Don’t worry, there’s plenty of help available as you transition to a safer, healthier yard space. Natural lawn care products are easier on the earth, and encourage the whole family to get up-close and personal with your grass without fear. No one wants to picnic in a chemical-hazard zone!
How do lawn pesticides impact the non-human ecosystem?
Runoff associated with watering and rainfall, in addition to wind-borne drift, guarantees these pesticides won’t stay put. Inevitably they make their way into local waterways, from tiny streams into larger rivers, lakes, and oceans. In these water systems, they continue killing bugs, just as they do on your lawn. Aquatic invertebrates, including many larvae, worms, crustaceans, and other bottom-of-the-food-chain organisms, are extremely sensitive to lawn pesticides, and can be destroyed on a massive scale. What happens when these invertebrates are decimated? The creatures which depend upon them begin to starve. The effects ripple up the food chain, affecting everyone. In response to obvious human impacts such as declining lobster populations, a few states have begun to restrict use of certain products known to be toxic to aquatic life, but efforts have been tentative thus far.

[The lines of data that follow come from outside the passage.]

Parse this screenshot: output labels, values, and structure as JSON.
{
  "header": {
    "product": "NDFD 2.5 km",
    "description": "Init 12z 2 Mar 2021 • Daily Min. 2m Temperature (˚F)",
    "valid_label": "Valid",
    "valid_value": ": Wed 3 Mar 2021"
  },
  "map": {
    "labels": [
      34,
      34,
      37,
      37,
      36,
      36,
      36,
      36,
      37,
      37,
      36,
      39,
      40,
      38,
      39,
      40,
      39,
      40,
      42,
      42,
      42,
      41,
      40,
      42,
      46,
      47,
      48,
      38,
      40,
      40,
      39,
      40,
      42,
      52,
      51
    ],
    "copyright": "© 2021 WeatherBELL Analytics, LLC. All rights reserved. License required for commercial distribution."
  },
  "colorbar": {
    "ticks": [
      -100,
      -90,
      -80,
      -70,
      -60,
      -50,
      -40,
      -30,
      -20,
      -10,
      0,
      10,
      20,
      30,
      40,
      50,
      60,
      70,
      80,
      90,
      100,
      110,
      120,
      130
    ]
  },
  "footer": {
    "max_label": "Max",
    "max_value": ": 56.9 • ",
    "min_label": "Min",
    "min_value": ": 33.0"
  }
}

Perhaps most urgently, bee populations are in crisis, and the evidence points squarely to pesticide use. Swift action may be needed to rescue bees from the devastating effects of chemical agents such as Fipronil and neonicotinoids. If we don’t want to live in a world without the many fruits and vegetables pollinated by flying insects, it’s time to form a cooperative alliance with things that buzz.
How can I start a similar initiative in my community?
What do Ogunquit, Maine, and Takoma Park, Maryland have in common? On the surface, relatively little. One is a tiny beach town with a tourism-based economy, the other a relatively urban commuter-suburb of Washington, D.C. The Takoma Park movement was driven by a group of concerned mothers. In the beginning, two women began researching locally popular pesticides — what they learned caused them to take action, distributing pamphlets and gathering signatures at local events. They contacted scientists and oncologists. They found that many neighbors were surprised to learn dangers were associated with the harmless-looking bottles found at local stores.
The Ogunquit ordinance was likewise written by regular private citizens who cared. One great thing about living in a little community: it feels possible for an ordinary person to make a difference. But no matter where we live, any of us ordinary people have the power to sow the seeds of change. It starts with making connections. Don’t go it alone — talk to friends, or put up a notice at your local organic gardening center looking for like-minded people with energy to collaborate. Visit your town hall or municipal office to find out how to get a measure on your next ballot. Depending on where you live, regulations vary; often a certain number of voters’ signatures are required to get an initiative on the ballot, so you’ll have a chance to meet a lot of folks in your neighborhood.
Ogunquit is a small town, but they’re setting a big example. Take the inspiration and pass it on! Whether you’re working on converting to organic methods on your own property, spreading the word about the downsides of pesticides in your neighborhood, or getting political and working on passing laws in your area, you’re making ripples. Coming together one by one from near and far, these ripples grow into a wave of real change.